De fait, Thomas Piketty qui est le chef de file de cette "nouvelle" école n'est pas un économiste que l'on pourrait qualifier de "neutre". Rappelons qu'il se vante d'être très proche du Parti Socialiste et qu'il soutint même officiellement la candidature de Ségolène Royal en 2007 (laquelle avoua après l'élection, pour excuser son échec, avoir défendu un programme auquel elle-même ne croyait pas...).
Assez logiquement, les principaux ouvrages déjà parus de M. Piketty traitent de manière quasi obsessionnelle des inégalités fiscales, en pointant d'un doigt insistant sinon réprobateur les hauts-revenus. Autant dire tout de suite qu'il est, comme la plupart des Socialistes, un défenseur du concept de l'impôt redistributeur de richesses (dont le slogan "il faut faire payer les riches", est une des triviales mais habituelles modalités d'expression)
C'est sans doute pourquoi aujourd'hui il soutient sans gêne que l'imposition en France serait injuste et surtout "régressive". A savoir selon lui, que par un paradoxe étonnant "Les Français les plus modestes sont davantage taxés que les plus riches" !
On se pince, et on se demande dans ces conditions, pourquoi les gens les plus fortunés n'ont de cesse de délocaliser leur domicile fiscal à l'étranger... Seraient-ils idiots ? On se demande également par quel sortilège, plus de la moitié des foyers qui ne paient pas officiellement d'impôt direct, seraient aussi selon cette théorie, ceux sur lesquels pèserait le plus lourdement le fisc.
Ou bien, a contrario, par quel mystère la plus lourde part de l'impôt, à savoir 80%, n'est supportée que par 20% des Français, les plus aisés...
Ou bien, a contrario, par quel mystère la plus lourde part de l'impôt, à savoir 80%, n'est supportée que par 20% des Français, les plus aisés...
Le problème est que ces experts un peu orientés présentent les chiffres à leur façon. D'abord, ils expriment la pression fiscale en % d'imposition des revenus et non en valeur absolue ce qui induit d'entrée un biais (tellement courant qu'il fait désormais partie des présupposés de presque tout raisonnement en la matière).

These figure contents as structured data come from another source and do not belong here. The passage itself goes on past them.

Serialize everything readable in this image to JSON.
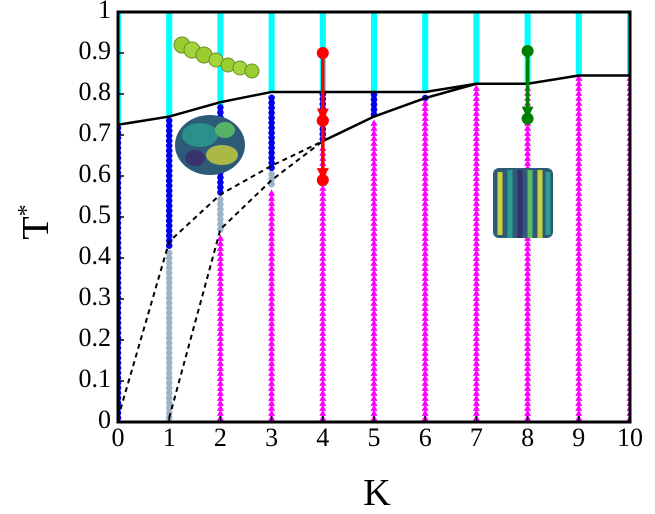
{
  "chart_data": {
    "type": "phase-diagram",
    "xlabel": "K",
    "ylabel": "T",
    "ylabel_superscript": "*",
    "xlim": [
      0,
      10
    ],
    "ylim": [
      0,
      1
    ],
    "xticks": [
      0,
      1,
      2,
      3,
      4,
      5,
      6,
      7,
      8,
      9,
      10
    ],
    "yticks": [
      0,
      0.1,
      0.2,
      0.3,
      0.4,
      0.5,
      0.6,
      0.7,
      0.8,
      0.9,
      1
    ],
    "series": [
      {
        "color": "#00ffff",
        "marker": "square",
        "x": [
          0,
          1,
          2,
          3,
          4,
          5,
          6,
          7,
          8,
          9,
          10
        ],
        "low": [
          0.73,
          0.75,
          0.78,
          0.81,
          0.81,
          0.81,
          0.81,
          0.83,
          0.83,
          0.85,
          0.85
        ],
        "high": [
          1,
          1,
          1,
          1,
          1,
          1,
          1,
          1,
          1,
          1,
          1
        ]
      },
      {
        "color": "#0000ee",
        "marker": "circle",
        "x": [
          0,
          1,
          2,
          3,
          4,
          5,
          6
        ],
        "low": [
          0.01,
          0.43,
          0.56,
          0.62,
          0.69,
          0.75,
          0.79
        ],
        "high": [
          0.72,
          0.74,
          0.77,
          0.8,
          0.8,
          0.8,
          0.8
        ]
      },
      {
        "color": "#9fb3c8",
        "marker": "circle",
        "x": [
          1,
          2,
          3
        ],
        "low": [
          0.01,
          0.47,
          0.58
        ],
        "high": [
          0.42,
          0.55,
          0.61
        ]
      },
      {
        "color": "#ff00ff",
        "marker": "triangle",
        "x": [
          2,
          3,
          4,
          5,
          6,
          7,
          8,
          9,
          10
        ],
        "low": [
          0.01,
          0.01,
          0.01,
          0.01,
          0.01,
          0.01,
          0.01,
          0.01,
          0.01
        ],
        "high": [
          0.46,
          0.57,
          0.68,
          0.74,
          0.78,
          0.82,
          0.82,
          0.84,
          0.84
        ]
      }
    ],
    "lines": [
      {
        "style": "solid",
        "x": [
          0,
          1,
          2,
          3,
          4,
          5,
          6,
          7,
          8,
          9,
          10
        ],
        "values": [
          0.725,
          0.745,
          0.78,
          0.805,
          0.805,
          0.805,
          0.805,
          0.825,
          0.825,
          0.845,
          0.845
        ]
      },
      {
        "style": "solid",
        "x": [
          4,
          5,
          6,
          7
        ],
        "values": [
          0.685,
          0.745,
          0.79,
          0.825
        ]
      },
      {
        "style": "dashed",
        "x": [
          0,
          1,
          2,
          3,
          4
        ],
        "values": [
          0.01,
          0.44,
          0.555,
          0.625,
          0.685
        ]
      },
      {
        "style": "dashed",
        "x": [
          1,
          2,
          3,
          4
        ],
        "values": [
          0.01,
          0.47,
          0.59,
          0.685
        ]
      }
    ],
    "arrows": [
      {
        "color": "#ff0000",
        "x": 4,
        "from": 0.9,
        "to": 0.735
      },
      {
        "color": "#ff0000",
        "x": 4,
        "from": 0.735,
        "to": 0.59
      },
      {
        "color": "#008000",
        "x": 8,
        "from": 0.905,
        "to": 0.74
      }
    ]
  }
}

Pourtant, un collégien même peu doué saurait dire qu'à pourcentage d'imposition égal, l'impôt retire beaucoup plus d'argent à un "riche" qu'à un "pauvre". Le simple fait de déterminer le montant de l'imposition en proportion des revenus (tax flat), induit de fait une progression "équitable" dans le volume des contributions. Celle-ci est juste démultipliée dans notre beau système, car ce même taux, loin d'être stable, croit rapidement avec le niveau de revenus (le bouclier fiscal est supposé le plafonner à 50%). C'est en quelque sorte, la double peine...

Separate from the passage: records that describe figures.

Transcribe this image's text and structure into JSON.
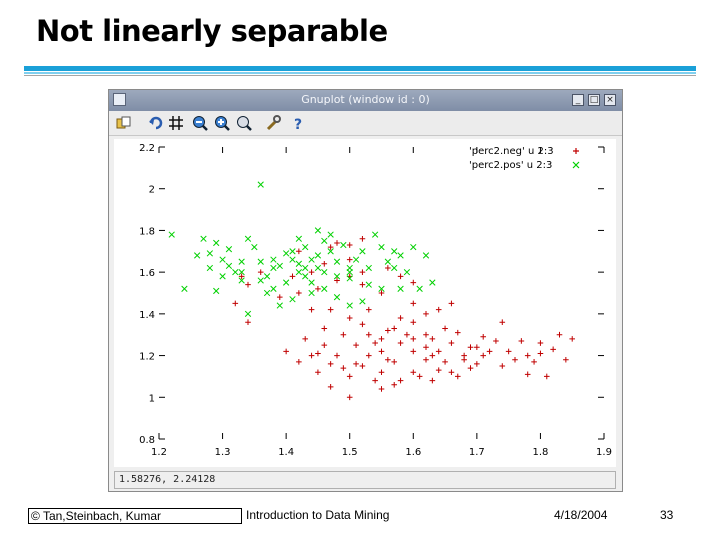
{
  "slide": {
    "title": "Not linearly separable",
    "footer": {
      "copyright": "© Tan,Steinbach, Kumar",
      "course": "Introduction to Data Mining",
      "date": "4/18/2004",
      "page": "33"
    }
  },
  "window": {
    "title": "Gnuplot (window id : 0)",
    "buttons": [
      "_",
      "□",
      "×"
    ],
    "toolbar_icons": [
      "copy-icon",
      "replot-icon",
      "grid-icon",
      "zoom-prev-icon",
      "zoom-next-icon",
      "autoscale-icon",
      "settings-icon",
      "help-icon"
    ],
    "status": "1.58276,  2.24128"
  },
  "colors": {
    "neg": "#c00000",
    "pos": "#00d000",
    "titlebar": "#8b98b0",
    "accent_rule": "#1aa0d8"
  },
  "chart_data": {
    "type": "scatter",
    "title": "",
    "xlabel": "",
    "ylabel": "",
    "xlim": [
      1.2,
      1.9
    ],
    "ylim": [
      0.8,
      2.2
    ],
    "x_ticks": [
      "1.2",
      "1.3",
      "1.4",
      "1.5",
      "1.6",
      "1.7",
      "1.8",
      "1.9"
    ],
    "x_tick_values": [
      1.2,
      1.3,
      1.4,
      1.5,
      1.6,
      1.7,
      1.8,
      1.9
    ],
    "y_ticks": [
      "0.8",
      "1",
      "1.2",
      "1.4",
      "1.6",
      "1.8",
      "2",
      "2.2"
    ],
    "y_tick_values": [
      0.8,
      1.0,
      1.2,
      1.4,
      1.6,
      1.8,
      2.0,
      2.2
    ],
    "legend_position": "top-right",
    "series": [
      {
        "name": "'perc2.neg' u 2:3",
        "marker": "+",
        "color": "#c00000",
        "points": [
          [
            1.32,
            1.45
          ],
          [
            1.33,
            1.58
          ],
          [
            1.34,
            1.36
          ],
          [
            1.41,
            1.58
          ],
          [
            1.42,
            1.5
          ],
          [
            1.44,
            1.42
          ],
          [
            1.45,
            1.52
          ],
          [
            1.46,
            1.64
          ],
          [
            1.47,
            1.72
          ],
          [
            1.48,
            1.74
          ],
          [
            1.5,
            1.73
          ],
          [
            1.52,
            1.76
          ],
          [
            1.5,
            1.66
          ],
          [
            1.52,
            1.54
          ],
          [
            1.55,
            1.5
          ],
          [
            1.47,
            1.42
          ],
          [
            1.5,
            1.38
          ],
          [
            1.52,
            1.35
          ],
          [
            1.49,
            1.3
          ],
          [
            1.51,
            1.25
          ],
          [
            1.53,
            1.3
          ],
          [
            1.55,
            1.28
          ],
          [
            1.57,
            1.33
          ],
          [
            1.59,
            1.3
          ],
          [
            1.6,
            1.36
          ],
          [
            1.62,
            1.3
          ],
          [
            1.63,
            1.28
          ],
          [
            1.65,
            1.33
          ],
          [
            1.67,
            1.31
          ],
          [
            1.69,
            1.24
          ],
          [
            1.71,
            1.29
          ],
          [
            1.74,
            1.36
          ],
          [
            1.77,
            1.27
          ],
          [
            1.8,
            1.21
          ],
          [
            1.82,
            1.23
          ],
          [
            1.83,
            1.3
          ],
          [
            1.84,
            1.18
          ],
          [
            1.85,
            1.28
          ],
          [
            1.78,
            1.11
          ],
          [
            1.81,
            1.1
          ],
          [
            1.76,
            1.18
          ],
          [
            1.74,
            1.15
          ],
          [
            1.71,
            1.2
          ],
          [
            1.69,
            1.14
          ],
          [
            1.67,
            1.1
          ],
          [
            1.64,
            1.13
          ],
          [
            1.62,
            1.18
          ],
          [
            1.6,
            1.12
          ],
          [
            1.58,
            1.08
          ],
          [
            1.56,
            1.18
          ],
          [
            1.54,
            1.08
          ],
          [
            1.52,
            1.15
          ],
          [
            1.5,
            1.1
          ],
          [
            1.48,
            1.2
          ],
          [
            1.46,
            1.25
          ],
          [
            1.44,
            1.2
          ],
          [
            1.42,
            1.17
          ],
          [
            1.4,
            1.22
          ],
          [
            1.45,
            1.12
          ],
          [
            1.47,
            1.05
          ],
          [
            1.5,
            1.0
          ],
          [
            1.55,
            1.04
          ],
          [
            1.57,
            1.17
          ],
          [
            1.6,
            1.22
          ],
          [
            1.62,
            1.24
          ],
          [
            1.64,
            1.22
          ],
          [
            1.66,
            1.26
          ],
          [
            1.68,
            1.18
          ],
          [
            1.7,
            1.16
          ],
          [
            1.72,
            1.22
          ],
          [
            1.75,
            1.22
          ],
          [
            1.78,
            1.2
          ],
          [
            1.8,
            1.26
          ],
          [
            1.55,
            1.22
          ],
          [
            1.53,
            1.2
          ],
          [
            1.51,
            1.16
          ],
          [
            1.58,
            1.26
          ],
          [
            1.6,
            1.28
          ],
          [
            1.63,
            1.2
          ],
          [
            1.65,
            1.17
          ],
          [
            1.56,
            1.32
          ],
          [
            1.54,
            1.26
          ],
          [
            1.49,
            1.14
          ],
          [
            1.47,
            1.16
          ],
          [
            1.45,
            1.21
          ],
          [
            1.43,
            1.28
          ],
          [
            1.46,
            1.33
          ],
          [
            1.62,
            1.4
          ],
          [
            1.64,
            1.42
          ],
          [
            1.66,
            1.45
          ],
          [
            1.6,
            1.55
          ],
          [
            1.58,
            1.58
          ],
          [
            1.56,
            1.62
          ],
          [
            1.52,
            1.6
          ],
          [
            1.5,
            1.58
          ],
          [
            1.48,
            1.56
          ],
          [
            1.44,
            1.6
          ],
          [
            1.42,
            1.7
          ],
          [
            1.36,
            1.6
          ],
          [
            1.34,
            1.54
          ],
          [
            1.39,
            1.48
          ],
          [
            1.53,
            1.42
          ],
          [
            1.58,
            1.38
          ],
          [
            1.6,
            1.45
          ],
          [
            1.55,
            1.12
          ],
          [
            1.57,
            1.06
          ],
          [
            1.61,
            1.1
          ],
          [
            1.63,
            1.08
          ],
          [
            1.66,
            1.12
          ],
          [
            1.68,
            1.2
          ],
          [
            1.7,
            1.24
          ],
          [
            1.73,
            1.27
          ],
          [
            1.79,
            1.17
          ]
        ]
      },
      {
        "name": "'perc2.pos' u 2:3",
        "marker": "x",
        "color": "#00d000",
        "points": [
          [
            1.22,
            1.78
          ],
          [
            1.24,
            1.52
          ],
          [
            1.26,
            1.68
          ],
          [
            1.28,
            1.62
          ],
          [
            1.29,
            1.51
          ],
          [
            1.3,
            1.66
          ],
          [
            1.31,
            1.63
          ],
          [
            1.32,
            1.6
          ],
          [
            1.3,
            1.58
          ],
          [
            1.31,
            1.71
          ],
          [
            1.33,
            1.65
          ],
          [
            1.33,
            1.6
          ],
          [
            1.34,
            1.76
          ],
          [
            1.35,
            1.72
          ],
          [
            1.36,
            2.02
          ],
          [
            1.36,
            1.65
          ],
          [
            1.37,
            1.58
          ],
          [
            1.38,
            1.62
          ],
          [
            1.38,
            1.52
          ],
          [
            1.39,
            1.63
          ],
          [
            1.4,
            1.69
          ],
          [
            1.4,
            1.55
          ],
          [
            1.41,
            1.66
          ],
          [
            1.41,
            1.47
          ],
          [
            1.42,
            1.6
          ],
          [
            1.42,
            1.76
          ],
          [
            1.43,
            1.72
          ],
          [
            1.43,
            1.62
          ],
          [
            1.44,
            1.66
          ],
          [
            1.44,
            1.55
          ],
          [
            1.45,
            1.8
          ],
          [
            1.45,
            1.68
          ],
          [
            1.46,
            1.6
          ],
          [
            1.46,
            1.52
          ],
          [
            1.47,
            1.78
          ],
          [
            1.47,
            1.7
          ],
          [
            1.48,
            1.65
          ],
          [
            1.48,
            1.48
          ],
          [
            1.49,
            1.73
          ],
          [
            1.5,
            1.62
          ],
          [
            1.5,
            1.57
          ],
          [
            1.51,
            1.66
          ],
          [
            1.52,
            1.7
          ],
          [
            1.53,
            1.62
          ],
          [
            1.54,
            1.78
          ],
          [
            1.55,
            1.72
          ],
          [
            1.56,
            1.65
          ],
          [
            1.57,
            1.7
          ],
          [
            1.58,
            1.52
          ],
          [
            1.59,
            1.6
          ],
          [
            1.6,
            1.72
          ],
          [
            1.61,
            1.52
          ],
          [
            1.62,
            1.68
          ],
          [
            1.36,
            1.56
          ],
          [
            1.37,
            1.5
          ],
          [
            1.39,
            1.44
          ],
          [
            1.34,
            1.4
          ],
          [
            1.33,
            1.56
          ],
          [
            1.43,
            1.58
          ],
          [
            1.38,
            1.66
          ],
          [
            1.42,
            1.64
          ],
          [
            1.45,
            1.62
          ],
          [
            1.48,
            1.58
          ],
          [
            1.5,
            1.44
          ],
          [
            1.52,
            1.46
          ],
          [
            1.55,
            1.52
          ],
          [
            1.57,
            1.62
          ],
          [
            1.63,
            1.55
          ],
          [
            1.58,
            1.68
          ],
          [
            1.29,
            1.74
          ],
          [
            1.28,
            1.69
          ],
          [
            1.27,
            1.76
          ],
          [
            1.5,
            1.6
          ],
          [
            1.53,
            1.54
          ],
          [
            1.44,
            1.5
          ],
          [
            1.41,
            1.7
          ],
          [
            1.46,
            1.75
          ]
        ]
      }
    ]
  }
}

Le plus grave toutefois, est qu'ils définissent le champ de l'impôt de manière très libre voire fantaisiste : Ils y incluent tout d'abord ce qui n'en est pas (les charges sociales, notamment la CSG, qui comme leur nom l'indique, sont des cotisations, dont la part la plus copieuse est comme chacun sait, supportée par l'employeur).

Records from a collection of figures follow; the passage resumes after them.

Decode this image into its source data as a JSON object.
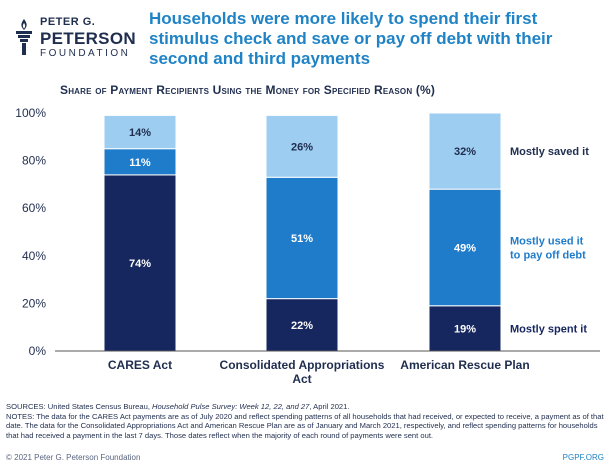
{
  "logo": {
    "line1": "PETER G.",
    "line2": "PETERSON",
    "line3": "FOUNDATION"
  },
  "headline": "Households were more likely to spend their first stimulus check and save or pay off debt with their second and third payments",
  "colors": {
    "spent": "#16265e",
    "debt": "#1f7ccb",
    "saved": "#9dcdf0",
    "headline": "#1f83c6",
    "text": "#1f2d4e"
  },
  "chart_data": {
    "type": "bar",
    "stacked": true,
    "title": "Share of Payment Recipients Using the Money for Specified Reason (%)",
    "categories": [
      "CARES Act",
      "Consolidated Appropriations Act",
      "American Rescue Plan"
    ],
    "series": [
      {
        "name": "Mostly spent it",
        "values": [
          74,
          22,
          19
        ],
        "labels": [
          "74%",
          "22%",
          "19%"
        ]
      },
      {
        "name": "Mostly used it to pay off debt",
        "values": [
          11,
          51,
          49
        ],
        "labels": [
          "11%",
          "51%",
          "49%"
        ]
      },
      {
        "name": "Mostly saved it",
        "values": [
          14,
          26,
          32
        ],
        "labels": [
          "14%",
          "26%",
          "32%"
        ]
      }
    ],
    "yticks": [
      "0%",
      "20%",
      "40%",
      "60%",
      "80%",
      "100%"
    ],
    "ylim": [
      0,
      100
    ],
    "grid": false,
    "legend": "right"
  },
  "footer": {
    "sources_prefix": "SOURCES: United States Census Bureau, ",
    "sources_italic": "Household Pulse Survey: Week 12, 22, and 27",
    "sources_suffix": ", April 2021.",
    "notes": "NOTES: The data for the CARES Act payments are as of July 2020 and reflect spending patterns of all households that had received, or expected to receive, a payment as of that date. The data for the Consolidated Appropriations Act and American Rescue Plan are as of January and March 2021, respectively, and reflect spending patterns for households that had received a payment in the last 7 days. Those dates reflect when the majority of each round of payments were sent out.",
    "copyright": "© 2021 Peter G. Peterson Foundation",
    "url": "PGPF.ORG"
  }
}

Ils extrapolent le poids relatif de la fiscalité sur les différentes classes sociales, à partir de considérations aléatoires ou peu explicites. Ainsi, prétendre comme ils le font, que la TVA pèse davantage sur les classes modestes, qui "consomment tous leurs revenus alors que les riches peuvent épargner" est une interprétation subjective, qui occulte au passage l'existence de taux variables en fonction de la nature des biens (TVA réduite sur les biens de première nécessité) ainsi que les taxes qui obèrent le produit de l'épargne (laquelle, lorsqu'elle n'est pas investie, est quand même destinée à être dépensée...).
Last but not least, ils passent sous silence les allocations et nombreuses aides et pondérations qui atténuent sensiblement le poids de l'impôt des plus modestes.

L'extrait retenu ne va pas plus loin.